The company report that in the first three months of this year, Bosch Group sales climbed 17% year on year. “With a good first quarter, Bosch has made a successful start to 2021,” said Prof Stefan Asenkerschbaumer, the CFO and deputy chairman. He expressed confidence for 2021, but expects it to be “another challenging year”.

Bosch says it aims to leverage the competitive advantage it derives from its wealth of experience in combining connectivity (the internet of things, IoT) and artificial intelligence (AI) to generate future business and become a leading AIoT company. Bosch foresees that AI-enabled products will generate sales worth billions of euros over the next few years. Sales of connectivity-enabled devices for the home are expected to double: from four million last year to around eight million units in 2021. In addition, Bosch wants to use AI to evaluate data relating to how its customers use its products, and in this way to provide software updates that create new functions and services for those customers

“Connecting things leads to knowledge about how things are used,” Denner said. “This lets us continuously improve our products, keep them up to date, and provide our customers with more benefits.”

Bosch says in the field of video security, video analysis based on neural networks opens up new possibilities. It is integrating detectors both into new cameras and into an AI box that can be connected to installed devices. The first application is a traffic detector that will initially be able to detect and locate vehicles precisely in busy traffic situations, even under difficult lighting conditions.

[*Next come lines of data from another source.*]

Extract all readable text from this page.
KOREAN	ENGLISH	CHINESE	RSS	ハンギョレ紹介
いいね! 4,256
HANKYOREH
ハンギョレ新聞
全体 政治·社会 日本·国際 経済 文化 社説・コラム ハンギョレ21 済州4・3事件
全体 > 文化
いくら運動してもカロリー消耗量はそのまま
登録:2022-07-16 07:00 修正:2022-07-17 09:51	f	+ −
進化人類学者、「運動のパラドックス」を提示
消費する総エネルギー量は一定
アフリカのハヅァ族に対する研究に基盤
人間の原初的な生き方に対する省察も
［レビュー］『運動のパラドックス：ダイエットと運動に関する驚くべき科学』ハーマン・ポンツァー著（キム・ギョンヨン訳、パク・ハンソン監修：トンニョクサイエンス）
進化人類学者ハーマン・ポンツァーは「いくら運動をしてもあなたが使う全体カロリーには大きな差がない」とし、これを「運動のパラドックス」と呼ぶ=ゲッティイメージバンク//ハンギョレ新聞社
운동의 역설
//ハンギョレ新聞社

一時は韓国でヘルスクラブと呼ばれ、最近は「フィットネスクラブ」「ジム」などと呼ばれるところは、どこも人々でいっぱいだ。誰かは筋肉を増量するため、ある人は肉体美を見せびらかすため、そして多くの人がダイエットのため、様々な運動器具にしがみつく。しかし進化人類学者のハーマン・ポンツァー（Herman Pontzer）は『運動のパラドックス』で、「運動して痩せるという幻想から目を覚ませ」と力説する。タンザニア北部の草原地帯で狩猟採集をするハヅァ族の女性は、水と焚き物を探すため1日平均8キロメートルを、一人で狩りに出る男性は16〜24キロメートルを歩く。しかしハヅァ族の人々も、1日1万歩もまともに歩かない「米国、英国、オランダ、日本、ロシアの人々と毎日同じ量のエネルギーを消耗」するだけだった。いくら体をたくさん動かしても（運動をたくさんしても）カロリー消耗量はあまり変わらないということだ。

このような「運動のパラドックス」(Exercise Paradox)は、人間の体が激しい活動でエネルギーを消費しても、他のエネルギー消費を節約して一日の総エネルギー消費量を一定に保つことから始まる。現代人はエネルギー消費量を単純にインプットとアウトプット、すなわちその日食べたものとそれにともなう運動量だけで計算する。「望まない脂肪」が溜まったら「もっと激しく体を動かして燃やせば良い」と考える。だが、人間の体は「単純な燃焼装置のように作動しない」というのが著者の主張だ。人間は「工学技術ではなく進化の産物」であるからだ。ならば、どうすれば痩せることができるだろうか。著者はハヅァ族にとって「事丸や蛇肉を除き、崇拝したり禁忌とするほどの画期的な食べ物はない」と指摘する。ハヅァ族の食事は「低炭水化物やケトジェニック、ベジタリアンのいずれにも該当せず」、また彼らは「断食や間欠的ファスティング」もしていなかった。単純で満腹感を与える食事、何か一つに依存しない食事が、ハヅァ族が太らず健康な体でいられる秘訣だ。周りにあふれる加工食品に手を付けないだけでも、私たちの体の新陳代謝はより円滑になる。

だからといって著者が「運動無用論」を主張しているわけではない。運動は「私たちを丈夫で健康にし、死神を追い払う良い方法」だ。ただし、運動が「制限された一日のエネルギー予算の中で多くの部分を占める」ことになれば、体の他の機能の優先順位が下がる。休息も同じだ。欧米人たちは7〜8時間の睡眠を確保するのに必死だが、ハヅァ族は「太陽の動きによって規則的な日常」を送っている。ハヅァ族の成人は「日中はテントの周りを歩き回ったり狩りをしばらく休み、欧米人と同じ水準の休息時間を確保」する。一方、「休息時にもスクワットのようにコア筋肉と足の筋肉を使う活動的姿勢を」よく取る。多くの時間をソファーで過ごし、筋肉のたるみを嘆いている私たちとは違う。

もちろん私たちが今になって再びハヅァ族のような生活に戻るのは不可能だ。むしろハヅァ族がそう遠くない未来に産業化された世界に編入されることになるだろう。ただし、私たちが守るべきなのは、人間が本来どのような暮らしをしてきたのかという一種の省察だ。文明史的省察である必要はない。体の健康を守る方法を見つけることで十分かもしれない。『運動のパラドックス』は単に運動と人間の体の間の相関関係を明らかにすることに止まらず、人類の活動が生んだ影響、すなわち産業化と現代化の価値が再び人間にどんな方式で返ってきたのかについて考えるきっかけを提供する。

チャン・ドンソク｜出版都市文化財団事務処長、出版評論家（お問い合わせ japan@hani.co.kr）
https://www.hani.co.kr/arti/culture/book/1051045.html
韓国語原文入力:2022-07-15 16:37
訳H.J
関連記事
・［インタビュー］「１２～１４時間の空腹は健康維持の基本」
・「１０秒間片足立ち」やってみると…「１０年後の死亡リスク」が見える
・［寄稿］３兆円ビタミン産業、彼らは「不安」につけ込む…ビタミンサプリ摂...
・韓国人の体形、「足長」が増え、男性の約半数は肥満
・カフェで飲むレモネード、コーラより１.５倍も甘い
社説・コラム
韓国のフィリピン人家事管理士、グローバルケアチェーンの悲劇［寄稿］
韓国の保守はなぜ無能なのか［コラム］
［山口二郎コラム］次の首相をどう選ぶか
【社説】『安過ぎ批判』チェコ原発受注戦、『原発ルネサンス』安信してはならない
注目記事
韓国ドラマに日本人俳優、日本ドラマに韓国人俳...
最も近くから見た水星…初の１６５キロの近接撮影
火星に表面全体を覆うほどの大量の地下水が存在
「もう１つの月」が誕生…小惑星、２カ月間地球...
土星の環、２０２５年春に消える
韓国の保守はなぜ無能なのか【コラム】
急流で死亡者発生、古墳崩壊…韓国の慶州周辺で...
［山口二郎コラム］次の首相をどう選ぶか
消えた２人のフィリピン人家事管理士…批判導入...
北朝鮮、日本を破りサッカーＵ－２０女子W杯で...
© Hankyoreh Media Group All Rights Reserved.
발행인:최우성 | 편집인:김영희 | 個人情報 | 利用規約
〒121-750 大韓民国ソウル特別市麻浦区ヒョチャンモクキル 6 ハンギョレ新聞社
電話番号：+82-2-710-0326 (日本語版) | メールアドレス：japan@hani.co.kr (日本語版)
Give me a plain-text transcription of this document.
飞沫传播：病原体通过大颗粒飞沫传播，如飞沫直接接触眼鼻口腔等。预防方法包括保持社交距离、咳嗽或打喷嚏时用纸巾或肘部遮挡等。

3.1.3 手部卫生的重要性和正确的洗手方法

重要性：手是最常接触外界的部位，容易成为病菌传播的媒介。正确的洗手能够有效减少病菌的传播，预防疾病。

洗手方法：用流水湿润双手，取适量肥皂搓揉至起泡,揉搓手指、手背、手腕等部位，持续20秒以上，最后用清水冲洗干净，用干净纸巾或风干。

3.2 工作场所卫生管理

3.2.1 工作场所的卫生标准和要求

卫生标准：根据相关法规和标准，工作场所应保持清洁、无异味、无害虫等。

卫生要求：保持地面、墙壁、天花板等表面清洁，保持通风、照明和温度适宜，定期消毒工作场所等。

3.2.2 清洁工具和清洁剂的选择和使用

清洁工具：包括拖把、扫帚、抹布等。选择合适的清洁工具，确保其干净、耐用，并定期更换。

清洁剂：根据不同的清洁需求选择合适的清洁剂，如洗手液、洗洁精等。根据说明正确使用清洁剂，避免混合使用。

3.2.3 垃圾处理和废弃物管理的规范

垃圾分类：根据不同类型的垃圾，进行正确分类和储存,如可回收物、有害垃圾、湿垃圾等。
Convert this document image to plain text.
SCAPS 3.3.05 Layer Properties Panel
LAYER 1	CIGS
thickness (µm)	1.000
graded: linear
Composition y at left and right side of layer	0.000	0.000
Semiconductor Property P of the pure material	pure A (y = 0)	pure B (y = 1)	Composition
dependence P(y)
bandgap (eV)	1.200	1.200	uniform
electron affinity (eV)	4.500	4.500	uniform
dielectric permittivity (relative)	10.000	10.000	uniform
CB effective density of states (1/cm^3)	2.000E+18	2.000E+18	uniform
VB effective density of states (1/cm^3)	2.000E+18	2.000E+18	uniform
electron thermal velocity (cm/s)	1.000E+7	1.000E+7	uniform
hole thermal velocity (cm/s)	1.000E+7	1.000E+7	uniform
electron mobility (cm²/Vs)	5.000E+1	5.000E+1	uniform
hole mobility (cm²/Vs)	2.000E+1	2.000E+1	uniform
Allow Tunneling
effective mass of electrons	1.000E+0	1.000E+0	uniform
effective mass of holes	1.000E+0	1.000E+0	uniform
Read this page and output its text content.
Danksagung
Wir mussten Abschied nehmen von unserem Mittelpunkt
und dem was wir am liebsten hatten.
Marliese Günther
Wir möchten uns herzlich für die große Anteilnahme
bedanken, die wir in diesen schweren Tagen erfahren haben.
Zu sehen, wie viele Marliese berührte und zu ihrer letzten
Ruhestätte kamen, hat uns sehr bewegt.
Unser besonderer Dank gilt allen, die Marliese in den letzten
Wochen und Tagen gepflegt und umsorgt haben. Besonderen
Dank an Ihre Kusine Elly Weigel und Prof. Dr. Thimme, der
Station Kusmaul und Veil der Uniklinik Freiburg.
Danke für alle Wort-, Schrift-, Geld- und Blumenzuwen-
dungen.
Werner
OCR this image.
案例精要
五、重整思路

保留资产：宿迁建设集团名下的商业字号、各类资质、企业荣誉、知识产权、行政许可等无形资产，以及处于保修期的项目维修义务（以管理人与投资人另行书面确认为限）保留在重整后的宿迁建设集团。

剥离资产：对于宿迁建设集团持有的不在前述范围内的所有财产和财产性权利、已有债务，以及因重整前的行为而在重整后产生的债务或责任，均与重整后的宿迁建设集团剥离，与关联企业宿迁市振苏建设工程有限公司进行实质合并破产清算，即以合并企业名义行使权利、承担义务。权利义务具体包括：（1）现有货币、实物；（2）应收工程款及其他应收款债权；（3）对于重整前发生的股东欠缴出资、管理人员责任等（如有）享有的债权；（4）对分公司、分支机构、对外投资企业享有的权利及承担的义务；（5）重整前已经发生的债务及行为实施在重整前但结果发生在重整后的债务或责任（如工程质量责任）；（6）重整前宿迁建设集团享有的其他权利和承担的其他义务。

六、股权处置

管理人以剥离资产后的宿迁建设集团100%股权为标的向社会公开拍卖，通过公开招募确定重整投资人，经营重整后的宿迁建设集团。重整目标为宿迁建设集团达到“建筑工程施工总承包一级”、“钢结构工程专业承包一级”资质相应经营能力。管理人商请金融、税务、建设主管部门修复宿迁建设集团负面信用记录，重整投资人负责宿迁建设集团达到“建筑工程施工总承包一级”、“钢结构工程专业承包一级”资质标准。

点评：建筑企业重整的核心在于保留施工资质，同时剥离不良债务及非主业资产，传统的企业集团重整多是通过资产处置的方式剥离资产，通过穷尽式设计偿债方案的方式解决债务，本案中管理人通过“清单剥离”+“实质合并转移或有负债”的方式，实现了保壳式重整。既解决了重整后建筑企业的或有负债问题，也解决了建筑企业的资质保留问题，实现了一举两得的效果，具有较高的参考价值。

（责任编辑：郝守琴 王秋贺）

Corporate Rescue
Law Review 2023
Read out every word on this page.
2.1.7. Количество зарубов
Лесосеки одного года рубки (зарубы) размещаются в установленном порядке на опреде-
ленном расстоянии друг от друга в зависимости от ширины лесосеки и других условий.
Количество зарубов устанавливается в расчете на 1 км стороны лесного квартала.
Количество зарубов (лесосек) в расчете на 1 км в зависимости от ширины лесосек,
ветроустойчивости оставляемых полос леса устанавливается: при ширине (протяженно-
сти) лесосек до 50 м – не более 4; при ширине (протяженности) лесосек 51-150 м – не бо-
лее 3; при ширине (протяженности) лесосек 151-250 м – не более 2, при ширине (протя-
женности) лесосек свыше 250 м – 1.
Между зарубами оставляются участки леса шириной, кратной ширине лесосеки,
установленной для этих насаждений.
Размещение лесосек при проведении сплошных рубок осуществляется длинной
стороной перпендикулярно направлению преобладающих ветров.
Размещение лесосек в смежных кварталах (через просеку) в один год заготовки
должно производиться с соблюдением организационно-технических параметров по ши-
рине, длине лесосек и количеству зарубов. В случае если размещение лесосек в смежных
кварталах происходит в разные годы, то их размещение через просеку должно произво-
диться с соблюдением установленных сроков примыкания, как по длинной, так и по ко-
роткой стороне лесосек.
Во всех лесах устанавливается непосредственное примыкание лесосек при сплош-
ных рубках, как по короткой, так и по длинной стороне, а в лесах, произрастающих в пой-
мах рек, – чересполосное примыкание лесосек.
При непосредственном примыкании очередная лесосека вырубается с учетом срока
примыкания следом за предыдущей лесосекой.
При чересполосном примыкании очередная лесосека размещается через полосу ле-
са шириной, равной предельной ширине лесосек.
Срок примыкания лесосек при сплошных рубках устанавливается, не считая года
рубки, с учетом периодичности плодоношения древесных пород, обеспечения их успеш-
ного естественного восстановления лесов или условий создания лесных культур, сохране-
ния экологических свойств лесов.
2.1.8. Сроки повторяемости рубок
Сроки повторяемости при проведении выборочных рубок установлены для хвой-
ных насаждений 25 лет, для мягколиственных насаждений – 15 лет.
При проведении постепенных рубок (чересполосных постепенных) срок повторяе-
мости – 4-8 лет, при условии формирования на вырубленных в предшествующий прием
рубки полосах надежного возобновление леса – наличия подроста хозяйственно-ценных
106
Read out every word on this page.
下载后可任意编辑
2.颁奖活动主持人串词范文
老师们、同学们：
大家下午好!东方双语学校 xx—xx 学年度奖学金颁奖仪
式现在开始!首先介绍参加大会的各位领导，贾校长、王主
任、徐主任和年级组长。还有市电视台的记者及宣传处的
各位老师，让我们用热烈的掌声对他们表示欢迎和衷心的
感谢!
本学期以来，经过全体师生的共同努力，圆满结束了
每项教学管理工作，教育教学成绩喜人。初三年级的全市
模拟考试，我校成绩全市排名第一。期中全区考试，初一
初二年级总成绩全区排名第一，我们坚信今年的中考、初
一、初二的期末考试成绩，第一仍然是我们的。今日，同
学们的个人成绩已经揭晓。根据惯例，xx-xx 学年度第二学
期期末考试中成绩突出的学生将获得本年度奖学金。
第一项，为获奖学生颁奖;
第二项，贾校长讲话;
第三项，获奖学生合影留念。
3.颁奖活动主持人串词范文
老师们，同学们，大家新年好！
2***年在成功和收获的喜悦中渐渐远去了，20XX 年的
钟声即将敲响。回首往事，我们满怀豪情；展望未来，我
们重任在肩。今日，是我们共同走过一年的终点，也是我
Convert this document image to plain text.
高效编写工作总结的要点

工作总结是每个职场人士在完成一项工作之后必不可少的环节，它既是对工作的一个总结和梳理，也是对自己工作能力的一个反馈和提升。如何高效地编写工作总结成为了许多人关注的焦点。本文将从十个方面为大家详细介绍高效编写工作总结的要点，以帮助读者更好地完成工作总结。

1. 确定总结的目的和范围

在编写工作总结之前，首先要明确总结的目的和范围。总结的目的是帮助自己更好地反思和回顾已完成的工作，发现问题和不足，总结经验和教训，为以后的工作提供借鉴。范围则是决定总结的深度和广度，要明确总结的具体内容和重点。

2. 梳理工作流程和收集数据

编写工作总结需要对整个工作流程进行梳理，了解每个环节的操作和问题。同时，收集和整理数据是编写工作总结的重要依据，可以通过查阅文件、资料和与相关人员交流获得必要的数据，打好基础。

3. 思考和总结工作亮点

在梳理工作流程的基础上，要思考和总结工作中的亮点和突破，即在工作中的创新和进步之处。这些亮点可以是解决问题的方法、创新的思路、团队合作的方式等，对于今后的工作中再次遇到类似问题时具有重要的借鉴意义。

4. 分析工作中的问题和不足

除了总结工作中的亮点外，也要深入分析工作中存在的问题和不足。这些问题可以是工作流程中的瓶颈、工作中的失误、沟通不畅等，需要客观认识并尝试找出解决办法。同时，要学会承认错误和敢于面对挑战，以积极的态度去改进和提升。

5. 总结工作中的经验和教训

The company further believes electrification opens up new opportunities in several business areas: “Electrification requires solutions not only for electric driving in cars, but also for electric heating in buildings,” Denner said. In electromobility, the key drivers of change are falling battery costs and emissions standards designed to meet climate action targets. In building technology, especially in heating and air- conditioning, the use of heat pumps and renewables is playing a growing role.

Bosch believes the market for green hydrogen in the EU will be worth almost €40 billion by 2030. It is developing both stationary and mobile fuel-cell solutions.

However the company warns EU plans may threaten carbon neutrality. Denner said he does not believe that the EU’s initial plans for the Euro 7 emissions standard make sense. “Climate action is not about the end of the internal-combustion engine. It’s about the end of fossil fuels. And while electromobility and green charging power make road transport carbon neutral, so do renewable fuels.”

The Bosch CEO reminded his audience that climate-neutral mobility is almost as ambitious a goal as flying to the moon was in the 1960s. But instead of just setting the big goal of “first man on the moon” and leaving it up to engineers to decide how to achieve it, as US President Kennedy did at the time, the European Commission is doing things the other way around. “This is a surefire way to cut off alternative paths to climate action,” Denner said. “If society truly wants climate action, it is essential that we do not play technological approaches off against each other. Instead, we must combine them.”